Raffaele Mincione: Le gestionnaire de fonds a joué un rôle central dans l'achat de biens immobiliers à Londres. Le parquet l'accuse principalement de détournement de fonds et demande onze ans et cinq mois de prison, une interdiction d'exercer et une amende de 15'450 euros.
Selon Moneyhouse, Raffaele Mincione est domicilié à Celerina (GR) et travaille à Londres. En 2021, le Tribunal pénal fédéral a confirmé le blocage de ses comptes suisses sur lesquels se trouveraient près de 60 millions de francs.
«Le procès a montré que les accusations sont infondées. Dans nos plaidoiries, nous soulignerons les lacunes de l'accusation», explique l'avocat de Raffaele Mincione.
Une prison avec seulement deux cellules
En novembre, ce sera au tour de la défense, un jugement devrait être rendu avant la fin de l'année. Personne ne s'attend à de longues peines de prison. Par ailleurs, la prison du Vatican ne compte que deux cellules.
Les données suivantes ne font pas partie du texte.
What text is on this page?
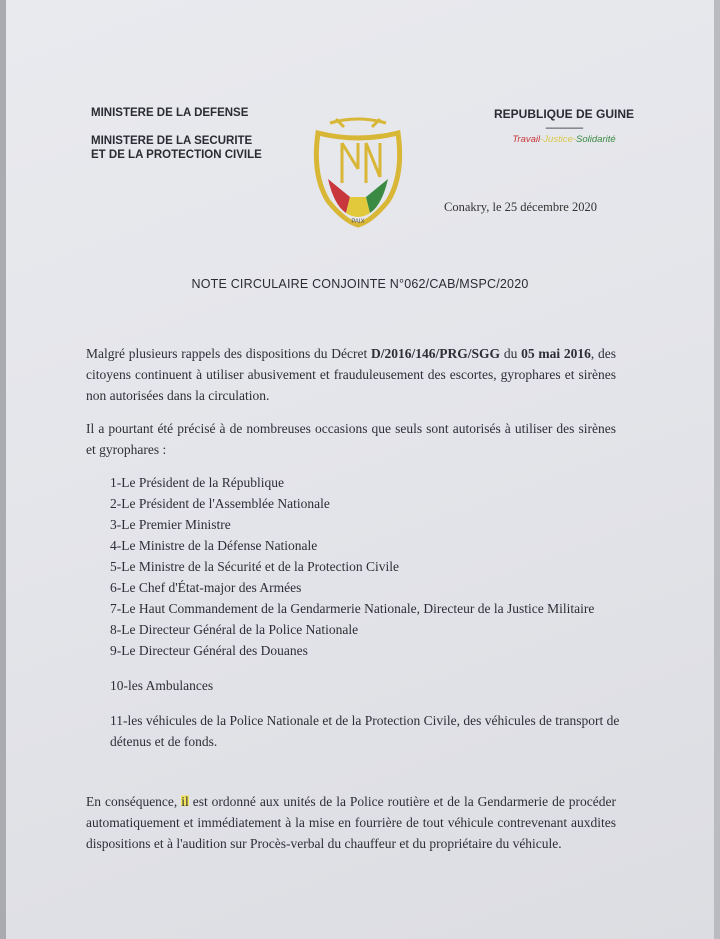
MINISTERE DE LA DEFENSE
MINISTERE DE LA SECURITE
ET DE LA PROTECTION CIVILE
PAIX
REPUBLIQUE DE GUINE
----------------
Travail-Justice-Solidarité
Conakry, le 25 décembre 2020
NOTE CIRCULAIRE CONJOINTE N°062/CAB/MSPC/2020
Malgré plusieurs rappels des dispositions du Décret D/2016/146/PRG/SGG du 05 mai 2016, des citoyens continuent à utiliser abusivement et frauduleusement des escortes, gyrophares et sirènes non autorisées dans la circulation.
Il a pourtant été précisé à de nombreuses occasions que seuls sont autorisés à utiliser des sirènes et gyrophares :
1-Le Président de la République
2-Le Président de l'Assemblée Nationale
3-Le Premier Ministre
4-Le Ministre de la Défense Nationale
5-Le Ministre de la Sécurité et de la Protection Civile
6-Le Chef d'État-major des Armées
7-Le Haut Commandement de la Gendarmerie Nationale, Directeur de la Justice Militaire
8-Le Directeur Général de la Police Nationale
9-Le Directeur Général des Douanes
10-les Ambulances
11-les véhicules de la Police Nationale et de la Protection Civile, des véhicules de transport de détenus et de fonds.
En conséquence, il est ordonné aux unités de la Police routière et de la Gendarmerie de procéder automatiquement et immédiatement à la mise en fourrière de tout véhicule contrevenant auxdites dispositions et à l'audition sur Procès-verbal du chauffeur et du propriétaire du véhicule.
Ce n'est pas un hasard si la place bancaire suisse a joué un rôle central: comme l'écrit le journaliste italien Fabrizio Massaro dans un livre sur les finances du pape, l'Etat pontifical a beaucoup misé sur la Suisse depuis 1929. Lugano, Genève et Zurich étaient considérés par le Vatican comme des ports financiers sûrs. Peut-être que cela va changer.